Side note, if the M23 hits -55 dB H2 at 105 dB SPL, one would expect 0.5% at 113 dB and 1% at 119 dB. Not terrible, not great. Either the spec of 140 dB "Peak Acoustic Input" means "never subject it to more than that" or "highest level with some semblance of linearity" (neither of which would be considered standard - you generally see a level spec for either 1% or 0.5% THD), or the mic under test may not be meeting spec for whatever reason. (Bad solder joints, tarnished contacts, ...)

PS - The M2010 is specified for 145 dB @ 3% THD. Conservatively assuming that this is still dominant H2 (which it very well may not be), this extrapolates to 0.03% (-70 dBr) at 105 dB. Which in turn would be quite in line with measured results.

 

[bmc0]

Condenser capsules tend to be quite decidedly dominant H3

Which microphones are you referring to? Most measurement/laboratory mics have a single diaphragm and single backplate, so H2 should dominate:

(From the B&K Microphone Handbook, Vol. 1 [BE 1447–12], chapter 2, page 42)

 

[BerndH]

If you are asking about the no-EQ harmonic distortion, below is the HD from an uncompensated sweep. If you compare it with the one from my first post, you can see CD performs worse at low frequencies here and worse than VD, largely because the driver has high impedance near resonance so it is being push much harder there.

Big respect for speaking out!

Best regards
Bernd

 

[siarez]

I got around to do multi-tone testing of the Monitor Audio Bronze 50. (My measurement is similar to Klippel's here.)

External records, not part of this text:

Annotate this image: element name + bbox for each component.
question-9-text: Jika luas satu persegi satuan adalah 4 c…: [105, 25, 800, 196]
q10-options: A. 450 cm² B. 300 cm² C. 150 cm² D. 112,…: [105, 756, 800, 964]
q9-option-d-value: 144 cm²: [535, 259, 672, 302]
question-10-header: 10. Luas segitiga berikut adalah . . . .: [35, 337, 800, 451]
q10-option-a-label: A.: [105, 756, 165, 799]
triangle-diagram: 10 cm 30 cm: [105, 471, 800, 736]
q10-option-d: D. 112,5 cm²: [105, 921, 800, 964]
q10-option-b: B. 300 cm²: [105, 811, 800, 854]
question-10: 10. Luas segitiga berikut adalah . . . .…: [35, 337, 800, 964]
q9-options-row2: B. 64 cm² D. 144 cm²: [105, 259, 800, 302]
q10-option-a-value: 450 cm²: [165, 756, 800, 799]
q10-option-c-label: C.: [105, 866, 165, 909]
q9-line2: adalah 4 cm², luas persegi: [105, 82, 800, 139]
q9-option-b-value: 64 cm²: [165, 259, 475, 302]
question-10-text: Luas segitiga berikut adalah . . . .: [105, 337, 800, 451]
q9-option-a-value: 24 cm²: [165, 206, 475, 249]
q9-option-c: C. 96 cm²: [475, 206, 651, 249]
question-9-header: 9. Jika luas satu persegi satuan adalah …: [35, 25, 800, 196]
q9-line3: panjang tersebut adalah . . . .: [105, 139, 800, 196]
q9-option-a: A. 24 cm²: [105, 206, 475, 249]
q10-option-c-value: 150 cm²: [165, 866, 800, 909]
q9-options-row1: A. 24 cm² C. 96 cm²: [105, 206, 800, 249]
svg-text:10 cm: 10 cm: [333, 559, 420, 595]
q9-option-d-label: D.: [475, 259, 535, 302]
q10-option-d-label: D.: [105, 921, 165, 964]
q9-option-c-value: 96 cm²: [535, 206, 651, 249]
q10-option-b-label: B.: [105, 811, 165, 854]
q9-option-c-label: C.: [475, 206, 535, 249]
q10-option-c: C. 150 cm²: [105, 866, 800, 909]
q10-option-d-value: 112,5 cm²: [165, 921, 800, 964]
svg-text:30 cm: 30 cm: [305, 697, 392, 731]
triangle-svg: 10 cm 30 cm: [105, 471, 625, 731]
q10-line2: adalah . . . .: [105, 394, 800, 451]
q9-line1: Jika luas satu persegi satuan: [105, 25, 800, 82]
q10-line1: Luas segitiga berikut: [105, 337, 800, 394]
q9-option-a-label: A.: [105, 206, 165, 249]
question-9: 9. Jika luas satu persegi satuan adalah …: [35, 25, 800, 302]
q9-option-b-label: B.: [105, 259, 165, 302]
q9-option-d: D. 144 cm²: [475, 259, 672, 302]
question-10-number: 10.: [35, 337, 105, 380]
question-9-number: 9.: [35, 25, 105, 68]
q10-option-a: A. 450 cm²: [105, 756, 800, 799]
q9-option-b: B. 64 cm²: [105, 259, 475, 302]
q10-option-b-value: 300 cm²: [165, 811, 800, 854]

I converted one of the speakers using my amp to be fully active. i.e. one channel for the woofer and one channel for the tweeter with DSP crossover/EQ to match the passive crossover.
The other speaker is unmodified.
I developed a Python script for QA403 to make sure the tone amplitudes match between measurements.
The plot below shows the spectrum of the recorded signals from the mic for both speakers.
Blue is the unmodified passive speakers and orange is the bi-amped current driven speaker.
If you look closely you see that the amplitude of the stimulus tones matches perfectly (except for the few tones above 15kHz)

To make the differences easier to see, I wrote some code to remove the stimulus tones (leaving only noise and distortion), and then apply smoothing.
That is the plot below:

We see significant improvement in the midrange where our ears are the most sensitive.